I feel figures as they walk from one side to another, as they approach, as they pronounce a language that he did not understand very well.
"Miss Weston, do you hear me?" He asks in a softer tone.
"Yes, it hurts a lot." I say with discomfort.
"I understand, now go back to bed to examine it," he says softly, so much so that I thank him.
But the pain continues until I feel that they put a device in my ears, that's when I feel the glory.
"What happened to me? "I speak more calmly.
As time goes by, my eyes get used to the clarity of the small room where I was hospitalized, when the nurse handed me the tray of food, I never thought that hospital food would taste as delicious as it did today.
When I finished doing all my needs, Dr. José was in charge of analyzing my medical results.
The doctor sighs heavily, I know that the medical results did not turn out well at all, but even a blind man would notice it and I am not saying it because of the medical results but because of my emaciated appearance.
- First of all, I need you to know that your pain is due to the blows you received, we must also inform you that the results have shown that you may have blackouts, later we will talk about it and with another topic there is a person who wants to see you .— I nod quickly, although I felt fine in the hospital, I didn't want to be here.
When I see the nurse come in, the person behind her is not the one I imagined it to be, I stop for a moment to see her face and she is the same or worse than me.
"We left them alone, with their permission." We both agreed equally.
She enters self-consciously, surely she wants to run away or maybe not, well, I don't care, I look at her carefully without even giving her a truce, she moves so much that I feel like I'm going to get dizzy. After a long time, he deigns to speak.
"Sorry, I should have been a best friend." She starts to cry.
I don't understand why she asks for forgiveness, or why she must have been my friend.
"Why are you apologizing?" I say nonchalantly.
"It shouldn't have been that way, but if things happen, it's for something," she says, wiping her tears.

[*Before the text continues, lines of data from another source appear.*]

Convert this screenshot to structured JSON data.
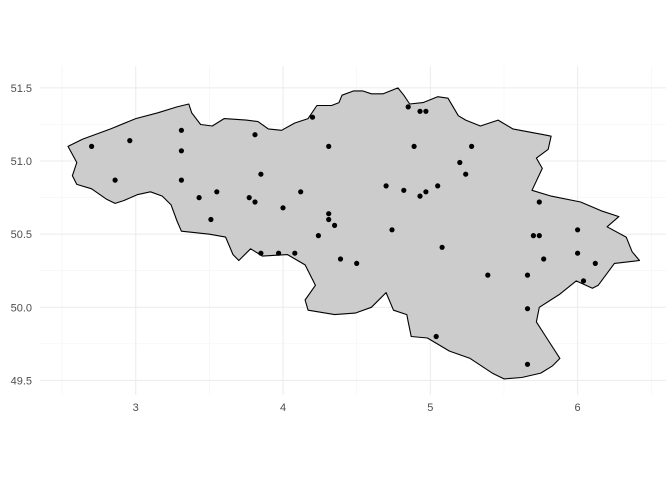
{
  "chart_data": {
    "type": "scatter",
    "title": "",
    "xlabel": "",
    "ylabel": "",
    "xlim": [
      2.35,
      6.6
    ],
    "ylim": [
      49.4,
      51.65
    ],
    "x_ticks": [
      3,
      4,
      5,
      6
    ],
    "x_tick_labels": [
      "3",
      "4",
      "5",
      "6"
    ],
    "y_ticks": [
      49.5,
      50.0,
      50.5,
      51.0,
      51.5
    ],
    "y_tick_labels": [
      "49.5",
      "50.0",
      "50.5",
      "51.0",
      "51.5"
    ],
    "grid": true,
    "legend": "none",
    "colors": {
      "fill": "#cccccc",
      "outline": "#000000",
      "points": "#000000",
      "grid": "#ebebeb",
      "tick_text": "#4d4d4d"
    },
    "outline": [
      [
        2.54,
        51.1
      ],
      [
        2.64,
        51.15
      ],
      [
        2.83,
        51.22
      ],
      [
        3.0,
        51.29
      ],
      [
        3.15,
        51.33
      ],
      [
        3.28,
        51.37
      ],
      [
        3.36,
        51.39
      ],
      [
        3.38,
        51.33
      ],
      [
        3.44,
        51.25
      ],
      [
        3.52,
        51.24
      ],
      [
        3.6,
        51.29
      ],
      [
        3.75,
        51.28
      ],
      [
        3.83,
        51.27
      ],
      [
        3.9,
        51.22
      ],
      [
        3.99,
        51.21
      ],
      [
        4.08,
        51.26
      ],
      [
        4.17,
        51.29
      ],
      [
        4.23,
        51.38
      ],
      [
        4.33,
        51.38
      ],
      [
        4.38,
        51.4
      ],
      [
        4.4,
        51.45
      ],
      [
        4.48,
        51.48
      ],
      [
        4.54,
        51.48
      ],
      [
        4.6,
        51.46
      ],
      [
        4.68,
        51.46
      ],
      [
        4.78,
        51.5
      ],
      [
        4.82,
        51.45
      ],
      [
        4.86,
        51.39
      ],
      [
        4.95,
        51.4
      ],
      [
        5.05,
        51.44
      ],
      [
        5.12,
        51.43
      ],
      [
        5.19,
        51.31
      ],
      [
        5.24,
        51.28
      ],
      [
        5.34,
        51.24
      ],
      [
        5.46,
        51.28
      ],
      [
        5.56,
        51.22
      ],
      [
        5.77,
        51.18
      ],
      [
        5.82,
        51.17
      ],
      [
        5.8,
        51.08
      ],
      [
        5.72,
        51.02
      ],
      [
        5.76,
        50.95
      ],
      [
        5.69,
        50.8
      ],
      [
        5.82,
        50.76
      ],
      [
        6.02,
        50.72
      ],
      [
        6.16,
        50.66
      ],
      [
        6.28,
        50.62
      ],
      [
        6.2,
        50.55
      ],
      [
        6.33,
        50.48
      ],
      [
        6.37,
        50.38
      ],
      [
        6.42,
        50.32
      ],
      [
        6.25,
        50.3
      ],
      [
        6.14,
        50.15
      ],
      [
        6.1,
        50.13
      ],
      [
        5.99,
        50.18
      ],
      [
        5.88,
        50.09
      ],
      [
        5.74,
        50.0
      ],
      [
        5.72,
        49.9
      ],
      [
        5.79,
        49.79
      ],
      [
        5.88,
        49.65
      ],
      [
        5.83,
        49.6
      ],
      [
        5.75,
        49.55
      ],
      [
        5.62,
        49.52
      ],
      [
        5.5,
        49.51
      ],
      [
        5.42,
        49.55
      ],
      [
        5.27,
        49.65
      ],
      [
        5.13,
        49.7
      ],
      [
        4.98,
        49.79
      ],
      [
        4.87,
        49.8
      ],
      [
        4.85,
        49.9
      ],
      [
        4.84,
        49.95
      ],
      [
        4.75,
        49.98
      ],
      [
        4.7,
        50.1
      ],
      [
        4.6,
        50.0
      ],
      [
        4.49,
        49.96
      ],
      [
        4.35,
        49.95
      ],
      [
        4.17,
        49.98
      ],
      [
        4.15,
        50.05
      ],
      [
        4.22,
        50.15
      ],
      [
        4.15,
        50.29
      ],
      [
        4.03,
        50.36
      ],
      [
        3.86,
        50.35
      ],
      [
        3.78,
        50.4
      ],
      [
        3.7,
        50.32
      ],
      [
        3.66,
        50.36
      ],
      [
        3.61,
        50.48
      ],
      [
        3.5,
        50.5
      ],
      [
        3.31,
        50.52
      ],
      [
        3.28,
        50.59
      ],
      [
        3.24,
        50.7
      ],
      [
        3.18,
        50.76
      ],
      [
        3.1,
        50.79
      ],
      [
        3.01,
        50.77
      ],
      [
        2.92,
        50.73
      ],
      [
        2.86,
        50.71
      ],
      [
        2.8,
        50.74
      ],
      [
        2.7,
        50.81
      ],
      [
        2.6,
        50.84
      ],
      [
        2.57,
        50.9
      ],
      [
        2.6,
        50.99
      ],
      [
        2.54,
        51.1
      ]
    ],
    "points": [
      {
        "x": 2.7,
        "y": 51.1
      },
      {
        "x": 2.96,
        "y": 51.14
      },
      {
        "x": 3.31,
        "y": 51.21
      },
      {
        "x": 3.31,
        "y": 51.07
      },
      {
        "x": 2.86,
        "y": 50.87
      },
      {
        "x": 3.31,
        "y": 50.87
      },
      {
        "x": 3.43,
        "y": 50.75
      },
      {
        "x": 3.55,
        "y": 50.79
      },
      {
        "x": 3.51,
        "y": 50.6
      },
      {
        "x": 3.77,
        "y": 50.75
      },
      {
        "x": 3.81,
        "y": 50.72
      },
      {
        "x": 3.85,
        "y": 50.91
      },
      {
        "x": 3.81,
        "y": 51.18
      },
      {
        "x": 4.0,
        "y": 50.68
      },
      {
        "x": 4.12,
        "y": 50.79
      },
      {
        "x": 4.2,
        "y": 51.3
      },
      {
        "x": 4.31,
        "y": 51.1
      },
      {
        "x": 4.31,
        "y": 50.64
      },
      {
        "x": 4.31,
        "y": 50.6
      },
      {
        "x": 4.35,
        "y": 50.56
      },
      {
        "x": 4.24,
        "y": 50.49
      },
      {
        "x": 4.39,
        "y": 50.33
      },
      {
        "x": 4.5,
        "y": 50.3
      },
      {
        "x": 3.85,
        "y": 50.37
      },
      {
        "x": 3.97,
        "y": 50.37
      },
      {
        "x": 4.08,
        "y": 50.37
      },
      {
        "x": 4.7,
        "y": 50.83
      },
      {
        "x": 4.74,
        "y": 50.53
      },
      {
        "x": 4.82,
        "y": 50.8
      },
      {
        "x": 4.85,
        "y": 51.37
      },
      {
        "x": 4.93,
        "y": 51.34
      },
      {
        "x": 4.97,
        "y": 51.34
      },
      {
        "x": 4.89,
        "y": 51.1
      },
      {
        "x": 4.93,
        "y": 50.76
      },
      {
        "x": 4.97,
        "y": 50.79
      },
      {
        "x": 5.05,
        "y": 50.83
      },
      {
        "x": 5.08,
        "y": 50.41
      },
      {
        "x": 5.2,
        "y": 50.99
      },
      {
        "x": 5.24,
        "y": 50.91
      },
      {
        "x": 5.28,
        "y": 51.1
      },
      {
        "x": 5.39,
        "y": 50.22
      },
      {
        "x": 5.04,
        "y": 49.8
      },
      {
        "x": 5.66,
        "y": 50.22
      },
      {
        "x": 5.66,
        "y": 49.99
      },
      {
        "x": 5.66,
        "y": 49.61
      },
      {
        "x": 5.7,
        "y": 50.49
      },
      {
        "x": 5.74,
        "y": 50.49
      },
      {
        "x": 5.74,
        "y": 50.72
      },
      {
        "x": 5.77,
        "y": 50.33
      },
      {
        "x": 6.0,
        "y": 50.53
      },
      {
        "x": 6.0,
        "y": 50.37
      },
      {
        "x": 6.04,
        "y": 50.18
      },
      {
        "x": 6.12,
        "y": 50.3
      }
    ]
  }
}
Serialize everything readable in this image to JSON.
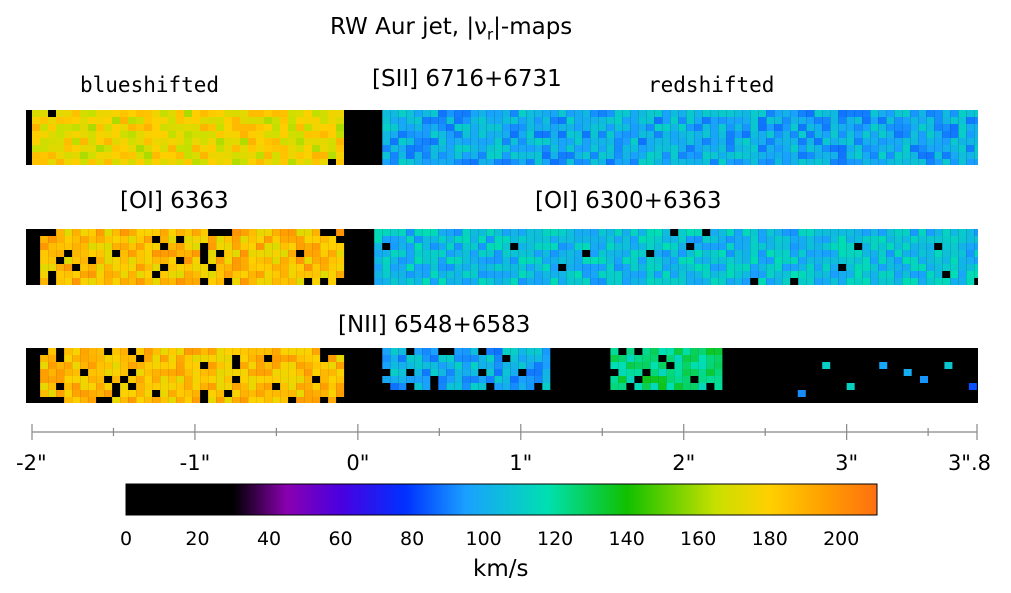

"I still do not understand."
"Colette, this is Gema. I'm in love with your father, he always told me to become your friend, but I was afraid, afraid that you will reject me. "He says with pain. "Now I'm never going to forgive myself for everything that woman did to you, she didn't have the right to do that calamity," he says angrily.
I knew who she was, I already understand why dad said she looked like a nun, I smiled as she said nonsense things.
"Gema, thank you. You don't have to apologize or worry. This was what touched me, I'm over it." I say harshly.
"Of course not. This isn't your fault, it never was." She walks over to me.
Everything happened so fast that I didn't see her coming as she came to hug me so tightly that I thought she would destroy my ribs.
Some time later, all my questions answered and beyond liking it, I wanted to disappear.
"I don't want them to lock her up, let's just leave things like that." I say uncomfortable.
"I'm sorry Colette, but it's out of our hands, we can't do anything." She was right.
When they discharge me, everything seems to get worse. The only one there to help me is Gema, I don't understand why she does it but she defends me as if I were her own daughter.
They harass me to get Tatiana out of jail, they gave her 24 months without the possibility of parole. Tamara hates me again, but as Gema said, she is no longer in my hands.
My father's lawyer will read me the will that my parents had made, I honestly never thought that Rose had a moment of sanity in some time, it would be in a few days and I was nervous because there were two things that the lawyer wanted to talk to me about. I don't know, he looked very happy.